Besides creating policies and guidelines, another responsibility of such stakeholders is enforcing that privacy requirements are properly addressed, to ensure that policies created for data protection and privacy are enacted. This effort should not only incentivize organizations to adopt privacy-preserving solutions but also punish organizations not compliant with current norms, standards, and policies.

In summary, the recommendations for regulators are defined as follows:

  • Communicate early with domain experts and technologists, since their perspectives are essential to decide on the legislation and since combining a bottom-up with a top-down approach helps to holistically address privacy.

  • Enforce legislation using proactive incentives and reactive penalties to punish organizations not conforming to existing regulations.

  • Maintain up-to-date policies to cover emerging technologies before incidents occur, consulting with technologists.
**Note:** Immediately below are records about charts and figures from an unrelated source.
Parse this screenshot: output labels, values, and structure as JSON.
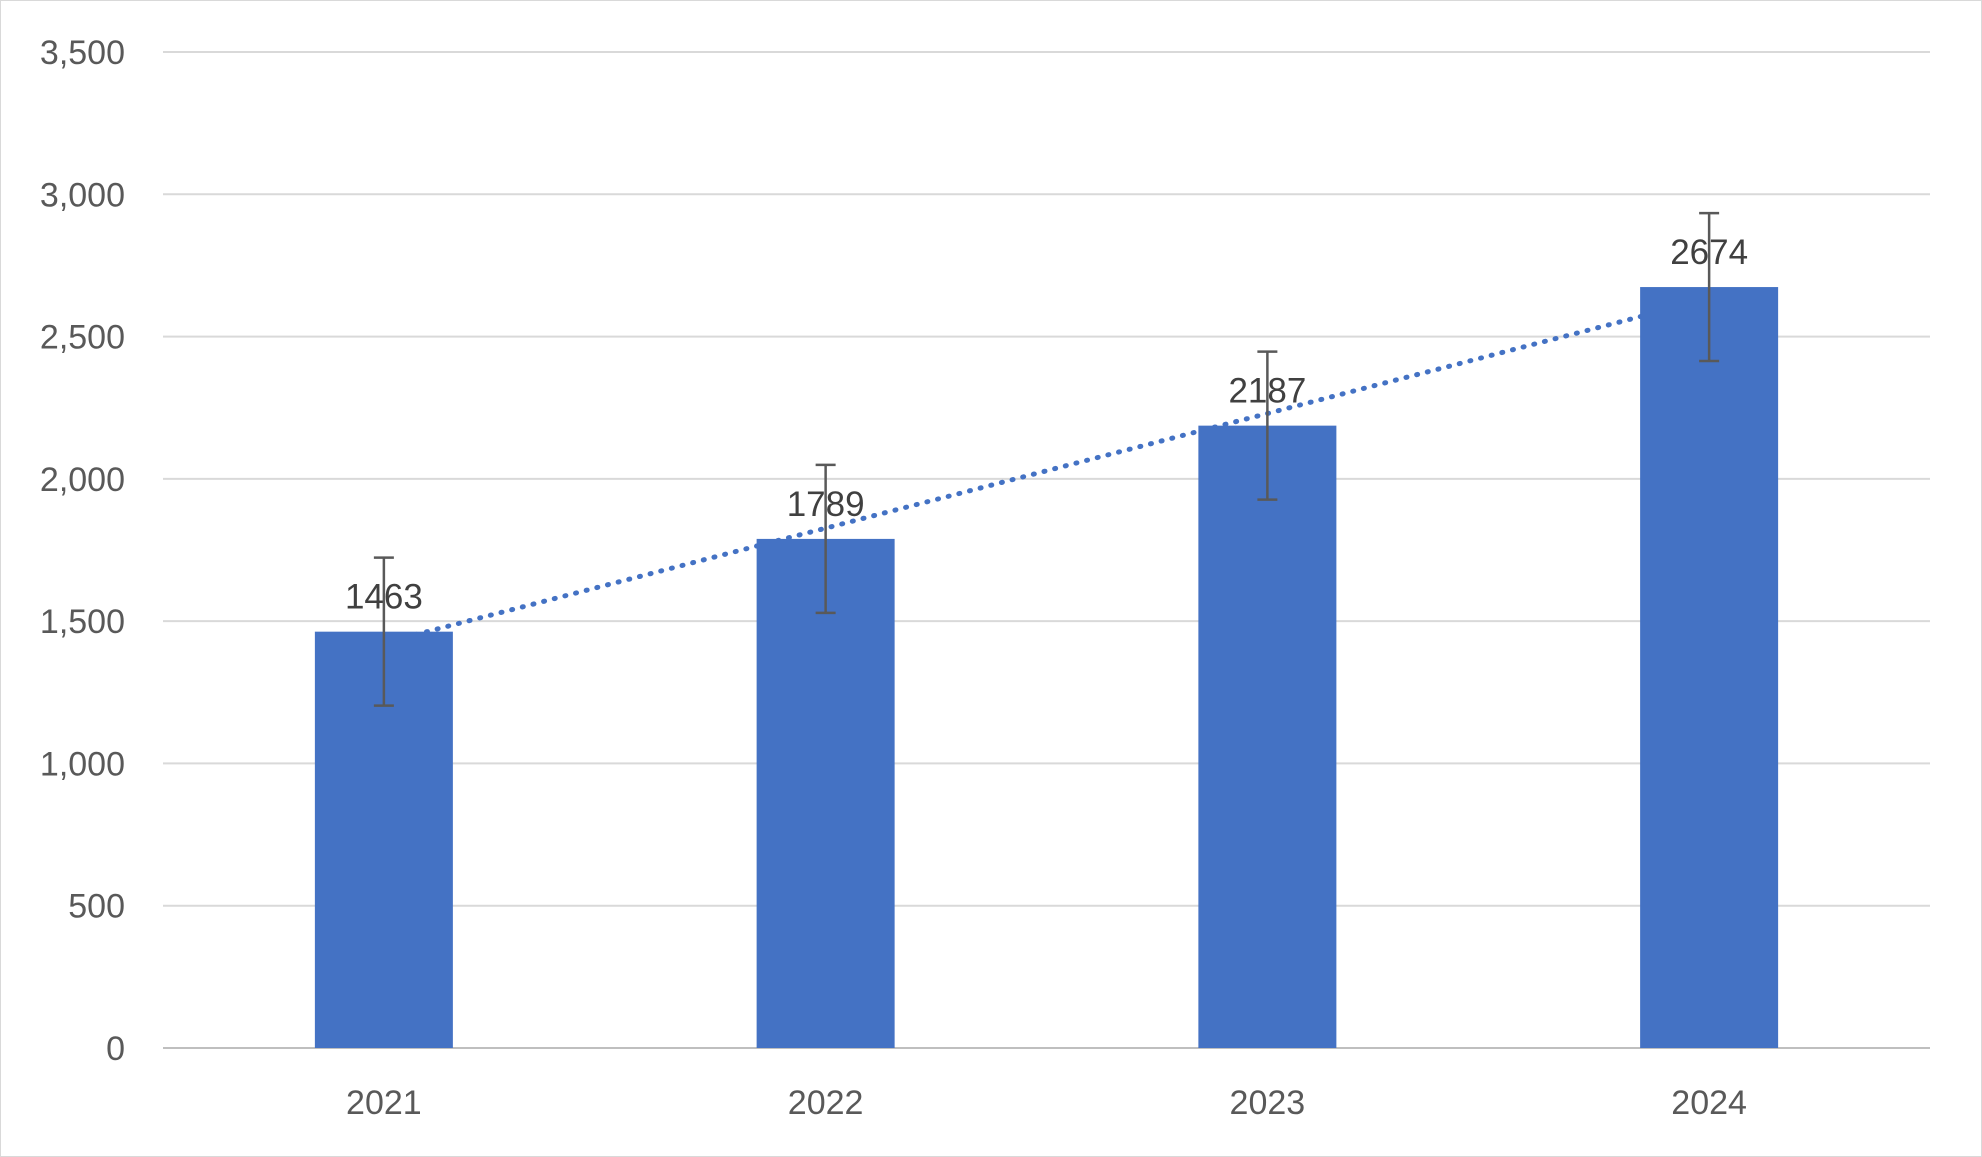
{
  "chart_data": {
    "type": "bar",
    "title": "",
    "xlabel": "",
    "ylabel": "",
    "categories": [
      "2021",
      "2022",
      "2023",
      "2024"
    ],
    "series": [
      {
        "values": [
          1463,
          1789,
          2187,
          2674
        ],
        "color": "#4472c4",
        "error_bar_half_width": 260,
        "data_labels": [
          "1463",
          "1789",
          "2187",
          "2674"
        ]
      }
    ],
    "trendline": {
      "style": "dotted",
      "type": "linear",
      "color": "#4472c4"
    },
    "ylim": [
      0,
      3500
    ],
    "y_ticks": [
      0,
      500,
      1000,
      1500,
      2000,
      2500,
      3000,
      3500
    ],
    "y_tick_labels": [
      "0",
      "500",
      "1,000",
      "1,500",
      "2,000",
      "2,500",
      "3,000",
      "3,500"
    ],
    "grid": true,
    "legend": "none",
    "colors": {
      "bar": "#4472c4",
      "grid": "#d9d9d9",
      "tick_text": "#595959",
      "label_text": "#404040",
      "error_bar": "#595959"
    }
  }
}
  • Facilitate the implementation of regulations by informing organizations, using accessible language, and making training and education available.

5.6 Third-Party Organizations

Third-party organizations include commercial services that may take advantage of medical data using analyses and inference for advertisement and marketing purposes. It can also include banks, e-commerce applications, or even academic institutions conducting scientific investigation. Such service providers might benefit from patient’s medical data and infer medical information about patients. Such information should be protected from unintended disclosure and regulated by respective policies.

Although HIPAA protects users’ data from exploitation, clinics and organizations may set up agreements with service providers. In cases when third-party services are requested, users should be informed and have the choice to not disclose information. Even though external service providers oftentimes take advantage of the data collected, in addition to complying to current regulations, third-party services must ideally:

  • Be clear and transparent with end users about the usage of their data.

  • Maintain secure practices to manage medical information, by informing users in advance on the use of their personal data, and obtain informed consent to authorize the use of the data.

  • Provide users with flexibility to decide on the usage of their data, including opt-in and opt-out choices as well as the ability to withdraw the authorization for sharing at any point in time, revoking data access.

6 Conclusion

This chapter provides an overview of privacy in the healthcare domain, listing the dimensions that should be considered when implementing privacy-preserving controls in this domain. To address the many risks involved with handling medical data in a digital infrastructure, a holistic approach is needed, cutting across implementation phases, multiple stakeholders, and assets. Privacy-enhancing solutions need to consider the dimensions in which privacy breaches may occur, from the data collection, through processing, storage, analysis, and sharing. In addition to considering the data life cycle, such dimensions also include multiple stakeholders, equipment, artifacts, and assets, guiding not only patients and caregivers as end users, but also healthcare practitioners, providers, insurance companies, laboratories, and clinics.

Despite the undeniable importance of privacy controls when managing health data, the implementation of these dimensions is complex, several questions remain open, and numerous considerations should be taken into account to ensure that patients’ data is preserved and privacy controls effectively provide them the necessary levels of transparency, control, and trust. Future research and development in the domain should ensure that patient privacy improves health outcomes and advances healthcare for patients and communities, rather than seen as a barrier impeding public health.